As of Tuesday, the newspaper industry has one more thing to worry about.
On March 2, the Supreme Court decided to reopen a 2005 settlement between freelance writers, online databases and print companies. The case is a class action lawsuit from writers who felt mistreated when media giants, including the New York Times and Reuters, published their print content to online databases without permission or compensation. Authors, photographers and illustrators contracted for older print work that didn’t include internet use in their contract now want compensation for anything published online and sold through subscription based databases like LexisNexis.
The case, Reed Elsevier v. Muchnick, was originally thrown out by a lower court in New York, saying these works were considered uncopyrighted. The Supreme Court overturned the decision, expanding the definition of copyrights and enabling an $18 million settlement. The recent reopening of the case won’t change the settlement but give them a chance to renegotiate in order to close gaps of information in electronic databases.

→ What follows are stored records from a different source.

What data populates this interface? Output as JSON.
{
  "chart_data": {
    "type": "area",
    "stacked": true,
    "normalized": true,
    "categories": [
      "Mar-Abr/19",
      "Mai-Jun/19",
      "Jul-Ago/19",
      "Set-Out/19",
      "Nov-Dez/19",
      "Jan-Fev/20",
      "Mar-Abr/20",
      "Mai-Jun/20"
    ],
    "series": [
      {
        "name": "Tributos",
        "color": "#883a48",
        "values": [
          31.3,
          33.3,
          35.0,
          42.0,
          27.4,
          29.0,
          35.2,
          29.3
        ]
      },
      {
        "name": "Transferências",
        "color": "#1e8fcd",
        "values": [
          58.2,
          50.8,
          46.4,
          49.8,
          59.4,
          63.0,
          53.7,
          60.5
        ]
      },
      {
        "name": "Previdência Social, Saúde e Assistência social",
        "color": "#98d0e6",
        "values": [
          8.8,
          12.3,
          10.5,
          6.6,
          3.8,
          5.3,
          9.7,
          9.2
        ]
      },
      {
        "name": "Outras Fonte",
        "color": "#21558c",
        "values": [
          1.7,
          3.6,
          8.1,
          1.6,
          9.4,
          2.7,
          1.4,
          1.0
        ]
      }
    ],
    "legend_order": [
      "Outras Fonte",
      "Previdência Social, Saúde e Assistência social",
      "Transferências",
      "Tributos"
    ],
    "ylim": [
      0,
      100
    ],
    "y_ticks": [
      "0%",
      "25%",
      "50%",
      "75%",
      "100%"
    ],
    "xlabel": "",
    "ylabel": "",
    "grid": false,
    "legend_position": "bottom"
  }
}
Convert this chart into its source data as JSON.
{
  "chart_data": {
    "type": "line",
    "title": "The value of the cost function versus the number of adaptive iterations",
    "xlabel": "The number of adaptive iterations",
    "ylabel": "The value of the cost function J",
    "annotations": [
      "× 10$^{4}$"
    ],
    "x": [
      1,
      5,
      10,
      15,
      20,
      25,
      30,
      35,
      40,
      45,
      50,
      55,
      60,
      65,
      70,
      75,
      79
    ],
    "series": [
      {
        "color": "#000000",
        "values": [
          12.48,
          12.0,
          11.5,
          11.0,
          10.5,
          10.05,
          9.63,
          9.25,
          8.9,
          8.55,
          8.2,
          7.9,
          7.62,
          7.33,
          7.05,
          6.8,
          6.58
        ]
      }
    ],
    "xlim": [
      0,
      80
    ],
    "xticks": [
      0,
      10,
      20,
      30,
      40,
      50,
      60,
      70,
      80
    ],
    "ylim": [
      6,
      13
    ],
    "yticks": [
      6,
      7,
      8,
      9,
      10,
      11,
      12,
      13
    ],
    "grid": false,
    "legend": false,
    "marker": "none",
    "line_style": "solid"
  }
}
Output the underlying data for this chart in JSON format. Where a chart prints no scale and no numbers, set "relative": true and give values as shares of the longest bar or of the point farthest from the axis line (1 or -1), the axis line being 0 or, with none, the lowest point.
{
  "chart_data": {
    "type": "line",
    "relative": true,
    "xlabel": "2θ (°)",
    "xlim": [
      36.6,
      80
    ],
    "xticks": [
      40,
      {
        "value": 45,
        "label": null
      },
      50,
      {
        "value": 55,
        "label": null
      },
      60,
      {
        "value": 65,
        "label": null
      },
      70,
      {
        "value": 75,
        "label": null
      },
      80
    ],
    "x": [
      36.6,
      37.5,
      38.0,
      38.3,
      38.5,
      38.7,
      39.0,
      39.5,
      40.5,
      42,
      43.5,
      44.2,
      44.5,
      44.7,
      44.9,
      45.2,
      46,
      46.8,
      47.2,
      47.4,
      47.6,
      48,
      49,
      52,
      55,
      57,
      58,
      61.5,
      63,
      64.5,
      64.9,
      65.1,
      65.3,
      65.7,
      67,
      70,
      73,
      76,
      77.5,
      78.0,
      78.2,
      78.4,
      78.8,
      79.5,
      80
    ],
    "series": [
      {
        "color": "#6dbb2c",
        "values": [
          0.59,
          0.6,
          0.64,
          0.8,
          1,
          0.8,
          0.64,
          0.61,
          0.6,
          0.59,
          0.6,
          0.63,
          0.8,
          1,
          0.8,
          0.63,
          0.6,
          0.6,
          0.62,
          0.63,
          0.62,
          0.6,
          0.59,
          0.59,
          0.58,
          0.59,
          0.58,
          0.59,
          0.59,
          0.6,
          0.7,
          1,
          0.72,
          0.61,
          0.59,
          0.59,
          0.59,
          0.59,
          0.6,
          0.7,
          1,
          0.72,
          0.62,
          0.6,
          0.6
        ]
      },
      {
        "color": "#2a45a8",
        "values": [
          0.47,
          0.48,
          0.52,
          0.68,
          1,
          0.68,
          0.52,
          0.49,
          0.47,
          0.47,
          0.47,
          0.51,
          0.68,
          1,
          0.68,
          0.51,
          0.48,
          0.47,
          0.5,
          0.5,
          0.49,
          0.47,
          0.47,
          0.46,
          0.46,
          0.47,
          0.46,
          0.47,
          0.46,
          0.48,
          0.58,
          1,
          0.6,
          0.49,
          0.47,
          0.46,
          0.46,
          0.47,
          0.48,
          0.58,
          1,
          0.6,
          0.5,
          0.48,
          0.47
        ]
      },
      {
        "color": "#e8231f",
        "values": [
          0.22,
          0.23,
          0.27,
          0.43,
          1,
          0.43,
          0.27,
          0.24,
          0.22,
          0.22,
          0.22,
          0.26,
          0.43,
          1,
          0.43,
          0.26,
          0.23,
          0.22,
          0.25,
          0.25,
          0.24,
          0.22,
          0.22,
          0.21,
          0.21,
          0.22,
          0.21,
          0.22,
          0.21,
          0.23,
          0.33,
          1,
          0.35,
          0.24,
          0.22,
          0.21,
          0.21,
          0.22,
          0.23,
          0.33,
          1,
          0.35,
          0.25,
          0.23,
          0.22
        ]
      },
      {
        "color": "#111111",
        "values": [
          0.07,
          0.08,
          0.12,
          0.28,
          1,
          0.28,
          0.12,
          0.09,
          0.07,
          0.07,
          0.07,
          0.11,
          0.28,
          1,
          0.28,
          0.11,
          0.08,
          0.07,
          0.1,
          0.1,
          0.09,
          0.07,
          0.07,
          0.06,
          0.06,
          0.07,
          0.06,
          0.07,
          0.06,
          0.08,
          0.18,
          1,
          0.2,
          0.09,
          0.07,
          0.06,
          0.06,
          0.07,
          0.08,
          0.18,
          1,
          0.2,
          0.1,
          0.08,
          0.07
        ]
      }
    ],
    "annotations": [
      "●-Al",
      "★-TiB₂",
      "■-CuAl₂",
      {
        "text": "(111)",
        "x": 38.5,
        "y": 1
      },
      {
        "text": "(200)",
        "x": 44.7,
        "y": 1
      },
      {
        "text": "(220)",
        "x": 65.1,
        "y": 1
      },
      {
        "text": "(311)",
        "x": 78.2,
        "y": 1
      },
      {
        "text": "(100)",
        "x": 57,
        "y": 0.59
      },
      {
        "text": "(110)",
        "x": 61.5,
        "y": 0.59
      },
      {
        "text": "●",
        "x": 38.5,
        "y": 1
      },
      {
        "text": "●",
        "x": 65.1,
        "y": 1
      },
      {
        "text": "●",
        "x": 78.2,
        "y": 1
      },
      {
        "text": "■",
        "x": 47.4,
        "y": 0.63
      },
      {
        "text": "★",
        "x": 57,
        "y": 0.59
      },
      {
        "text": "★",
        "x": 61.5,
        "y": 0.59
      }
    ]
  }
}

So what does all this mean? It’s big news for authors and artists, or anyone else who makes original content. It means that we can continue to create without worrying about losing the rights to our work with each batch of new technology. Now creatives can rest easy when looking at contracts and know we might still be protected, even if we don’t foresee future media’s impact on our work. In other words, it empowers individual freelancers, who normally have to bend to corporate publishers.
Honestly, no one will be able to use this case to predict new laws. Instead, it sets a precedent that copyrights are flexible. And fortunately for us, this time it helped the freelancers.
Kiersten
(Sidenote: I got this picture from Creative Commons, a great source for free works and licensing tools.)

Hi Kiersten:
I thought that I had commented earlier but apparently not. Sorry for the tardy response to your case. It’s a very interesting choice as it deals with the issue of copyright extending across different media. The real precedent is that copyrights carry over. I think this is a legitimate judgment. Who knows, we might see a similar case come up with the new generation of tablet devices. I think it also points out the need to have a thorough and professional contract if you work as a freelancer. Thanks for sharing this in class.
Grade – 5/5
That’s really interesting. I’m glad that the court is protecting property rights.